By Meredith Ganzman (@MGanzman)
Love, Love, Love? No, I really really really did not. Roundabout’s new three-act off-Broadway play by Mike Bartlett and directed by Michael Mayer tells the story of the baby boomer generation once they have had babies of their own.
It’s 1967 and Kenneth (Richard Armitage) is squatting in his brother Henry’s (Alex Hurt) apartment in London – think Beatlemania and sex, drugs and rock ‘n’ roll. Sandra (Amy Ryan) and Kenneth meet and immediately fall for each other, though she’s supposed to be on a date with Henry. Today we would call that a total break in bro-code, but not in the summer of love. And that’s Act I.
Act II opens twenty some years later. Kenneth and Sandra are married and living in Reading, a posh London suburb. Kenneth’s shaggy hair is slicked back. Sandra’s traded a mini color block dress and white go-go boots for a red power suit. They have two teenage children, Rose (Zoe Kazan) and Jamie (Ben Rosenfield). They look more grown up, but are they more mature? They’re unhappy and no longer in love. It’s not the life they intended to have. And that’s Act II. Oh yeah, Rosie is left crying over her birthday cake. It’s also her birthday. And Jamie is smoking a cigarette.
Ok Act III – It’s present day. Henry has died, and Rose meets her father at his home after the funeral. Jamie is living there as well. Sandra also joins them. Sandra and Kenneth have been divorced for many years, and she is remarried. Rose, now in her thirties and a struggling violinist, has a very big request for her parents – to buy her a house. She blames them for encouraging her to pursue a passion that has left her penniless.
Yes, this may be most of the plot, but there’s not much more to tell. Bartlett brought a very different family story with King Charles III last year to Broadway. But with Love, Love, Love. Bartlett’s book paints a completely superficial portrait of the truly unlikable and unsympathetic characters.
In the final act, Rose pleads for her parents’ financial support. Though her generation may not have had the same opportunities as that of her parents, rather than feel sorry for her, you pity the parents for having to deal with such a self-absorbed, selfish and disrespectful daughter.

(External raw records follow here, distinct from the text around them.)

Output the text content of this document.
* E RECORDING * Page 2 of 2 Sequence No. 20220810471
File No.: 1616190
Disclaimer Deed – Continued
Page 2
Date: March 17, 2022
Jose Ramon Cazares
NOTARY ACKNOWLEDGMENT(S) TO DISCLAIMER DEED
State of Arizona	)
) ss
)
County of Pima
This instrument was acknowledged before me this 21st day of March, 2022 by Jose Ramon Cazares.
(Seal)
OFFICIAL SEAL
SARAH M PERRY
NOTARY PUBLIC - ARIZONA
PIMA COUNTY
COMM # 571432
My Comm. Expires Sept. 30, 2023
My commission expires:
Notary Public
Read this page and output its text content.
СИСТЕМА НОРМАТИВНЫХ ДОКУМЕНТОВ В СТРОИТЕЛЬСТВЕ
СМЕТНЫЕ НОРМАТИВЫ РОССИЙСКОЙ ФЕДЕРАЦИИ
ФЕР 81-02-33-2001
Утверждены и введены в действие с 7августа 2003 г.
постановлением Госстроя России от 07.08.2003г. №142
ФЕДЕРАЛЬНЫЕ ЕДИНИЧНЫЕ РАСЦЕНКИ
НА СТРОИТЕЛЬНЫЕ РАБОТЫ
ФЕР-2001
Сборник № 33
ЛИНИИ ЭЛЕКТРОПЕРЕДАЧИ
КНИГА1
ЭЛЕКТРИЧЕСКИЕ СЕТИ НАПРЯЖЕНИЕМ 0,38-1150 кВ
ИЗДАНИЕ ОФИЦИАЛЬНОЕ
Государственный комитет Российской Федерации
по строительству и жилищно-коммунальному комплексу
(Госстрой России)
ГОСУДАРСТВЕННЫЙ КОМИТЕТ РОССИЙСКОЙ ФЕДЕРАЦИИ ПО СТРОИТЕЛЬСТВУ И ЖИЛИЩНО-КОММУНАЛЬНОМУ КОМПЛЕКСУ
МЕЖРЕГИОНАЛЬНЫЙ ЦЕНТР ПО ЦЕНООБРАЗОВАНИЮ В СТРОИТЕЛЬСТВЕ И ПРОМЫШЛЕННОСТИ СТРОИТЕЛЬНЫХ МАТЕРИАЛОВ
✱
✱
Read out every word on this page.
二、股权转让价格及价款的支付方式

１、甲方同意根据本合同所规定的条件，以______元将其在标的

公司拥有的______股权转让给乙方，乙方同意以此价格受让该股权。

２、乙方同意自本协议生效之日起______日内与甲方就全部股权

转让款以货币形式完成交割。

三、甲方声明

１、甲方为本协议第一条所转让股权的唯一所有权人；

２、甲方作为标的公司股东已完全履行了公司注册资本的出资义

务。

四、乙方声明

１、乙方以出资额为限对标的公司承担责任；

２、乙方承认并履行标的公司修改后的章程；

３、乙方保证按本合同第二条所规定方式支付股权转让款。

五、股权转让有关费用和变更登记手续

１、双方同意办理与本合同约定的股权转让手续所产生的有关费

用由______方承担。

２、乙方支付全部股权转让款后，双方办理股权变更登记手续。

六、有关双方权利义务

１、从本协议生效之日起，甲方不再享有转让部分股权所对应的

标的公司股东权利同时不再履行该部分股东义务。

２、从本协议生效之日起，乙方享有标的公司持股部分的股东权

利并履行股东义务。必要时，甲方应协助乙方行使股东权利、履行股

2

Ryan and Armitage do their best to bring depth to these characters, but no amount of alcohol they consume on stage – or that you consume during the two intermissions – can do that. Michael Mayer’s direction seems to completely ignore the text, not that there is much to gleam in the first place. Linking Act I and Act II is the Beatles’ “All You Need Is Love,” but this play needs so much more, starting with some context and characters that an audience will not absolutely hate.
Love, Love, Love is playing The Laura Pels Theatre through December 18.